Parents whose children have been removed have both rights and responsibilities with respect to their child. Below is a summary of some of the most important rights and responsibilities.
I have the right to…
- Know why my child was removed and what needs to happen for them to be returned.
- Have an attorney who represents my rights and interests in court.
- Have my child placed with a relative if a relative can care for my child safely.
- Know where my child is placed and have frequent, meaningful interactions with my child.
- Know that efforts are going to be made to place my child in close proximity to my home and to allow my child to continue in their same school.
- Be consulted and make decisions on my child’s religion, health care and education and participate in my child’s care as agreed upon.
- Request a Parent Partner when available and appropriate so that I may be supported by someone who has walked in my shoes.
- Be informed of services my child receives and medical emergencies my child may have.
- Expect that my child is safe in their placement and that his/her needs are met.
- Have my child returned home after conditions required by the court and the case permanency plan has been met.
- File for an appeal against the following: child abuse report determination, termination of parental rights, Child in Need of Assistance, or removal of my child.
- Have information about me and my family kept confidential, unless I agree to share it.
I have the responsibility to…
- Meet with and stay in contact with my social worker, report any changes to phone number or address, participate in creating my family’s and my child’s case permanency plan, keep appointments and make agreed upon changes.
- Request financial assistance if I can’t afford an attorney, discuss the petition with my attorney and stay in contact with my attorney.
- Provide my social worker with names of relatives who may care for my child.
- Develop a family interaction plan and communicate with my child on a regular basis.
- Keep my child’s best interest at heart and to try to see things from my child’s perspective.
- Attend medical appointments and school meetings for my child, share important information about my child’s needs and contribute to the financial support of my child as determined by the court.
- Engage, participate and follow through with peer support and the Parent Partner Program.
- Ask about upcoming appointments that my child may have.
- Communicate any concerns I have to the social worker and my attorney.
- Inform HHS, my attorney and the court if HHS has not provided me with the services listed in my case permanency plan, or if there are additional services I need.
- Stay in contact with my social worker and my attorney.

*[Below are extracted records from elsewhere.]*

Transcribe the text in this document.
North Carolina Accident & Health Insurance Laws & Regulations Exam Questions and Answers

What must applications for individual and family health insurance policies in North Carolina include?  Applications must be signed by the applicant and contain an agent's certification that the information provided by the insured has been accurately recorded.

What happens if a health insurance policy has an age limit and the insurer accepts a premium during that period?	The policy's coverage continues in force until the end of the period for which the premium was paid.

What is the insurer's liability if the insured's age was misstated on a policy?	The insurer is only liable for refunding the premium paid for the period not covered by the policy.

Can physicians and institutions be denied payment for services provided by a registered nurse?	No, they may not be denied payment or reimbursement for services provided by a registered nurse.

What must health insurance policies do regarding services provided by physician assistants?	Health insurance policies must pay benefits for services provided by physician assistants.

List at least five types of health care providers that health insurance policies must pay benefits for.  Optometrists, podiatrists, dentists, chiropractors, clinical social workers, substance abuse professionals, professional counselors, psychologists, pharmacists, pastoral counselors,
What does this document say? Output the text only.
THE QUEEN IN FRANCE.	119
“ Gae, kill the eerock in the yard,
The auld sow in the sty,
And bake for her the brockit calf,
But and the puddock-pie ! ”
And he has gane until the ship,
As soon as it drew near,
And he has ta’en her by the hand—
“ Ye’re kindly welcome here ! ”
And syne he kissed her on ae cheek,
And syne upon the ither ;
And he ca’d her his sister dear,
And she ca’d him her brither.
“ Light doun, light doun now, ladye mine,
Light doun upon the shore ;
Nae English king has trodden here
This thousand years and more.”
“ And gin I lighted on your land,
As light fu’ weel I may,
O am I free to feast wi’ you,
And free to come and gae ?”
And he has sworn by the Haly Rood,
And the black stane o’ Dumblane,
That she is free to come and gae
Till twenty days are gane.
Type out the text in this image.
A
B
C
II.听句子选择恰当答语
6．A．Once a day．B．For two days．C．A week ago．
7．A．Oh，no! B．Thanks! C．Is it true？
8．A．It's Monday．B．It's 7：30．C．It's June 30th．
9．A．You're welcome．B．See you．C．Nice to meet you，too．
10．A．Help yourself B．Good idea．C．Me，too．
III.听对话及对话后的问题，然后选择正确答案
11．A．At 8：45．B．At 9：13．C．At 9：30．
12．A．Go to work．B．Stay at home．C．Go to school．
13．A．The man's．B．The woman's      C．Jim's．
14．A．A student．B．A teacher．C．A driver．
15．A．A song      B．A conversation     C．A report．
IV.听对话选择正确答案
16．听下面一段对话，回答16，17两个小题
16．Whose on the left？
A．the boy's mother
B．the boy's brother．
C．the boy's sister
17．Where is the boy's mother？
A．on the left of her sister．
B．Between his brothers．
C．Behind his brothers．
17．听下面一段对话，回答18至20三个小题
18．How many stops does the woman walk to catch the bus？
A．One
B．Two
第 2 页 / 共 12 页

- Give permission for release of information necessary for my child’s health and welfare.
HHS executed a contract with Children and Families of Iowa (CFI) on July 1, 2019 for an initial two-year contract term with the ability to extend the contract for four additional one-year terms.
As part of Parent Partner approach the Contractor shall provide: Parent Partner mentoring; assistance in establishing Parent Partners on various committees; presentations to HHS/community statewide; training and guidance for Parent Partners; coordinate committees and other aspects necessary for implementation.
Contractors are paid based on a monthly rate that is stipulated in the terms of the contract.
Contractor submits monthly invoices to the Department of Health and Human Services for contacted services. The Contractor shall be paid in equal monthly installments within each state fiscal year.
Within each state fiscal year (SFY), the Agency shall retain 10% of the annual value to be paid to Contractor. Contractor may Invoice the Agency for the remaining 10% of the SFY payments following the end of the State Fiscal Year only if identified performances measures are met within each state fiscal year.